WITH the overshoe era upon us and snow upon the overshoe era, fires crackle in grates all too cognizant of Dickensian tradition in their inconstancy of warmth and books often encumber the knees of gentle souls who prefer their own lamp light to the colder luminaries of the winter heavens. No better book for such a purpose, no more delightful, distinguished, and never dull--to be precise, let's suggest that David McCord is an excellent essayist in the Hazlitt manner with a touch of Benchley at his best.

As Coles Philips would say, it's small enough to fit any girl's stocking as well as to rest upon her knee--a sentence which suggests that "Oddly Enough" is a very fine book. An arrangement in black. Mr. McCord in the words of Whistler implies that he has attempted a sortie into the field of etching. The implication may be accepted. His sortie is quite successful.
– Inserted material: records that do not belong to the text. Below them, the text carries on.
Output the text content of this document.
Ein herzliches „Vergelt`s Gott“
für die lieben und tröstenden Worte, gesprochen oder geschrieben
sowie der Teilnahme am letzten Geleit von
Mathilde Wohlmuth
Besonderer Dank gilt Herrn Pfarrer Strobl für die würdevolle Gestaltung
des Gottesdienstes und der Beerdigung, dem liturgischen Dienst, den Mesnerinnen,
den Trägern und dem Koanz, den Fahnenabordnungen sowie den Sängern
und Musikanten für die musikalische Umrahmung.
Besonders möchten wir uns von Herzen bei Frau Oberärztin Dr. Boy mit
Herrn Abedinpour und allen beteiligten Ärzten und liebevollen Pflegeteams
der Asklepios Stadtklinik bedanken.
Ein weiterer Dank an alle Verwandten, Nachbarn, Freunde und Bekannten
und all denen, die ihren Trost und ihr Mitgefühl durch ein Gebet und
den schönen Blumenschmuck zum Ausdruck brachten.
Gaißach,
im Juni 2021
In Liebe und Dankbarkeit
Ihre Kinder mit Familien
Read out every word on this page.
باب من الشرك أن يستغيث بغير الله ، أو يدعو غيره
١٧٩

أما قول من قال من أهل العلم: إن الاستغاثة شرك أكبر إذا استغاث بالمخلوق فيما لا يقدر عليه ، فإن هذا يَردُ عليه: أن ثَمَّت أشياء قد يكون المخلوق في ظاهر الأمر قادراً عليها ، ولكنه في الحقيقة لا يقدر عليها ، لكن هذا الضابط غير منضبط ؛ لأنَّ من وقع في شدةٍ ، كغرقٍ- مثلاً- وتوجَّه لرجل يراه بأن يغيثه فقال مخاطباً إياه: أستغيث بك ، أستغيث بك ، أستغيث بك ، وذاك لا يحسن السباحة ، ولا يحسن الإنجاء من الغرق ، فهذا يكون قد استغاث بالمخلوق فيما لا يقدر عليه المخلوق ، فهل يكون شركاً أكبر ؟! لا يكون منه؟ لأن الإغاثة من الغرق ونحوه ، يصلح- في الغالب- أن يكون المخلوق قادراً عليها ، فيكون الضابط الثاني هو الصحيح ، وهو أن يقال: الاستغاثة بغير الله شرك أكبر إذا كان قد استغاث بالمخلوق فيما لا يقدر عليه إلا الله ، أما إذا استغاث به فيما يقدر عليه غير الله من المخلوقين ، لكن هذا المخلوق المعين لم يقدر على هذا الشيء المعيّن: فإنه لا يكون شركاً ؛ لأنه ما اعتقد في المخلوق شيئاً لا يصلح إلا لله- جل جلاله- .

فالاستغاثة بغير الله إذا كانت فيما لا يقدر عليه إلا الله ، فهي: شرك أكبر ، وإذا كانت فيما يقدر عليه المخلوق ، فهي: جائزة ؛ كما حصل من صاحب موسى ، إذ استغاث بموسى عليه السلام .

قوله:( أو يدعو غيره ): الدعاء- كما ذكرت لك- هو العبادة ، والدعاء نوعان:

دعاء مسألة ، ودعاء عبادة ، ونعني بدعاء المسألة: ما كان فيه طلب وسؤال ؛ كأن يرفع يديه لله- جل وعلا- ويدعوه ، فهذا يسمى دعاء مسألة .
For Mr. McCord has developed a character in these tones and half tones, a kindly person who sees the amusing facets on our rough diamond of a world, would like to hock the diamond but remembering those facets keeps it and just never does take his trip to Europe. That trip to Europe, by the way, is one of the best of Mr. McCord's etchings. "I Never Go to Europe." Perhaps he saw Papa and Mama and little Mildred off. At least there's a nice irony in thinking so.

The other day, speaking of his play, an actor in the "Butter and Egg Man" repeated that often told truth: the best humor is that which can incite two to laughter and one to tears. Mr. McCord has discovered the art of humor. This character of his who spends "Half Hours at Sea." who knows a "Philosophy of Ceilings." is humorous in his revlation of pathos. Life to him is no grand grasp of the mighty but a daily contact with the desperately stupid rhythm of life as it is. And the order of his day is the discovery of the droll, pathetic fact that life is life not a great scientific revelation but an amusing gesture. So Coles Philips would be right to suggest this as a Christmas gift, and the author of the Copeland reader is right in including an essay from it among the lore of his Christmas gift. "Oddly Enough" may well be the first of a series not alone reminiscent of Hazlitt and Sterne and Addison and all the others necessary to make this review "literary" but even suggestive of the avowed success as a colloquial essayist of one David McCord.